This is the second installment of "Reading List," in which Slate writers discuss the books, articles, and Web sites they are reading about the subject that interests them most. The weekly column appears in both Slate and the Washington Post's Outlook section.
There's red-white-and-blue bunting in the stands, the smell of cotton candy is hanging in the air, and the scalpers want $400 for four together. Yes, it's time once again for baseball's Opening Day, that glorious time of year when every backup infielder is a potential All-Star. Get ready for the season with this short syllabus, a baseball primer that's guaranteed to leave you jonesing for beer, hot dogs, and box scores.
ESPN might only cover the teams in Boston and New York, but in March, even Kansas Citians can have delusions of grandeur. Drink in the optimism of a new season at Rany on the Royals, where long-suffering fan Rany Jazayerli lays out the top 23 reasons he's excited to be a Royals backer. Read Jazayerli's hyperdetailed, deeply personal tributes to Kauffman Stadium, closer Joakim Soria, and announcer Denny Matthews, and you'll have found a 24th reason to embrace the Royals: an expert blogger who chronicles the team's ups and (mostly) downs.
Curt Schilling's blog, 38 Pitches, offers an insider's take on life in the big leagues. The Red Sox starter (who'll miss the start of the season with a shoulder injury) loves the sound of his own keyboard, but there are rare insights here if you're willing to wade through the plugs for his video-game company. Not only does Schilling break news—like his scoop last March that Jonathan Papelbon would be Boston's closer—the pitcher also posts revealing self-critiques, like a recounting of a June 2007 game in which Brad Hawpe deposited a first-pitch change-up into the seats: "I was sure I was making the right pitch to the right hitter in the right spot. Obviously I was wrong."
One of Schilling's former teammates with the Philadelphia Phillies, Lenny "Nails" Dykstra, is the subject of a riotously entertaining profile in the March 24 issue of The New Yorker. The tobacco-chewing, headfirst-sliding Dykstra has, improbably, made a mint as a day trader and car-wash mogul.
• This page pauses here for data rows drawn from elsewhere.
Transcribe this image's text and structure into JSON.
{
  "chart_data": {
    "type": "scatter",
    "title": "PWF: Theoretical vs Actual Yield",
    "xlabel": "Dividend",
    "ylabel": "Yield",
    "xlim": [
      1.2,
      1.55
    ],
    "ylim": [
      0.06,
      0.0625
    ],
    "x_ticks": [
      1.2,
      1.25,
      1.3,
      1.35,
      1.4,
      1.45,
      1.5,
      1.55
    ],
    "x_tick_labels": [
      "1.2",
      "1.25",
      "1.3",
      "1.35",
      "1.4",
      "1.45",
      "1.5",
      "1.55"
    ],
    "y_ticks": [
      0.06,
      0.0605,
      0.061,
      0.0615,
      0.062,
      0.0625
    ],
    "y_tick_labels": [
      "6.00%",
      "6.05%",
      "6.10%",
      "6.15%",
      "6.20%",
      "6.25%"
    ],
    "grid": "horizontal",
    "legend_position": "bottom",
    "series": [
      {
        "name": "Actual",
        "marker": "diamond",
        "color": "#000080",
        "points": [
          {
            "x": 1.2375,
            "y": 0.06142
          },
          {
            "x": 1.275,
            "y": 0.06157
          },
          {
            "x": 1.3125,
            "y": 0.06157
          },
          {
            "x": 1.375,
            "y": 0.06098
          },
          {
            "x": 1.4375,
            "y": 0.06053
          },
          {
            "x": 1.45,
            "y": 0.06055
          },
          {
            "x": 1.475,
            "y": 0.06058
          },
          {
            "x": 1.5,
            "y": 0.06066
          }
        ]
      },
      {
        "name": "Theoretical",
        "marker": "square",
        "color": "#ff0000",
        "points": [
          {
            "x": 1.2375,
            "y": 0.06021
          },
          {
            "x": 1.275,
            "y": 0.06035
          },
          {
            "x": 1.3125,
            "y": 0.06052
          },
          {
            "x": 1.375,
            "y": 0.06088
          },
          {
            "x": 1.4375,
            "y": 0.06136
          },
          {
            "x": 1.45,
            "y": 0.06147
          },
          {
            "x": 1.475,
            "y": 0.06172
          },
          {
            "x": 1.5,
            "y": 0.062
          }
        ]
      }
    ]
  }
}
When he's not sucking down cheeseburgers and repeating the word bro, the ex-outfielder is busy putting together the Players Club, a new monthly publication that will educate professional athletes on money matters. "This will be the world's best magazine," Dykstra tells writer Ben McGrath.
It wasn't long ago that ballplayers didn't have millions to invest. In The Last Real Season (out in May), one-time Texas Rangers beat reporter Mike Shropshire chronicles baseball's 1975 campaign, the last season before full-scale free agency came into effect. Shropshire's no romantic, though: The Last Real Season is the sportswriter's Ball Four, a hilarious, profane diary of a year spent dodging punches from booze-infused Rangers manager Billy Martin and trying to wring copy out of a dead-end team. (My favorite excerpt from the author's 1975 clippings: "[Rangers first baseman Jim] Fregosi is old enough to be somebody's grandfather, although, to the best of his knowledge, he's not.")
If you have only 15 minutes to spare, settle in with the stranger-than-fiction story of Tony Gwynn Jr. and Trevor Hoffman. As ESPN the Magazine's Tom Friend explains, Gwynn, the son of Padres legend Tony Gwynn, grew up idolizing and palling around with Hoffman, his father's longtime teammate. In the final weekend of the 2007 season, the Padres called on Hoffman to get one final out to secure a spot in the playoffs. The man at the plate: the younger Gwynn, now a reserve outfielder with the Milwaukee Brewers. Even if you know what happens next, there's enough drama here to make your skin tingle. It's a welcome springtime reminder of the heartbreaks and triumphs that make baseball the world's greatest game.